January 9, 2003
Can one of humankind's newest tools help overcome one of its oldest problems?
Violetta Cavalli-Sforza hopes so. She is using advanced computer science to improve translation between English and Arabic, an effort she hopes will bring two cultures closer together and improve cross-cultural understanding.
Cavalli-Sforza, an assistant professor of computer science at SFSU and a self-described "nomad," is a firm believer in sharing ideas and technologies across cultures. Born in Milan, Italy, she has added English, French, Spanish and Arabic to the list of languages she speaks. While she has lived and worked in the United States for nearly 30 years, she places great value on travel and cross-cultural exchanges and will spend part of the spring and summer 2003 semesters traveling to North Africa.
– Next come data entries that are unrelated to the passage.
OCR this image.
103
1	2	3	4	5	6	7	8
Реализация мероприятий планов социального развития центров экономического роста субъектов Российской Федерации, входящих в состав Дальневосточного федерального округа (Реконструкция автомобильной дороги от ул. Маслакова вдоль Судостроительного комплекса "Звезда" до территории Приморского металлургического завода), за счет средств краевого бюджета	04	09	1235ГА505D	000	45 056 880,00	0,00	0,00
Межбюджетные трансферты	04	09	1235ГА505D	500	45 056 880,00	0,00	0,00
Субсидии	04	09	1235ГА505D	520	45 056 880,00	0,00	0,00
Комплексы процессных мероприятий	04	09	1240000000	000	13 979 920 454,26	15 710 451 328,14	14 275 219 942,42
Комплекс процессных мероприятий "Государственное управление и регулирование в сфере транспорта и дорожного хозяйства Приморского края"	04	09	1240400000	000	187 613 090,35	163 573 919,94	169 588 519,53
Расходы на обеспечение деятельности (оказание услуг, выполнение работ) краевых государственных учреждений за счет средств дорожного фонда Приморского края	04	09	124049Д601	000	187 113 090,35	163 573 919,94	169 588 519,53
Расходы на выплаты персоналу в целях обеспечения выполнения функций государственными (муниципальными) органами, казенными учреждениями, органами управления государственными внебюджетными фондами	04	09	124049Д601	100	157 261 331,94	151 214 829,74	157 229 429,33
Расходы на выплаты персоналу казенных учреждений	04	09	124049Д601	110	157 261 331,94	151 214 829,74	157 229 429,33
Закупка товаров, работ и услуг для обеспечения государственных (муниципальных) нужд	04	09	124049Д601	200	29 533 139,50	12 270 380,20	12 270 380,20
This will be neither her first nor her last visit to that part of the world. She has been to Egypt, Tunisia, and Morocco several times in the last few years, and plans to return there again.
With funding from the National Science Foundation and a Fulbright Fellowship, she'll work with Moroccan colleagues to improve computerized translations between Arabic and French, and in the process identify patterns that will lead to the best English/Arabic machine translations. She will also give a course on natural language processing techniques.
Translating between languages as different as Arabic and English is complex, for humans as well as machines. The best translations aren't simple word-for-word substitutions, but go beyond surface structure to analyze the core meaning and translate the concepts into the other language. Implementing this "knowledge-based" translation process requires tremendous effort to give the computer the knowledge it needs to translate correctly -- an expensive and time-consuming endeavor. Computers are still quite far from performing as well as human translators in most types of translation, but, Cavalli-Sforza says, If a human translator can go over the output of a machine translation system and make just a few corrections, his or her productivity can be enhanced by having that tool available."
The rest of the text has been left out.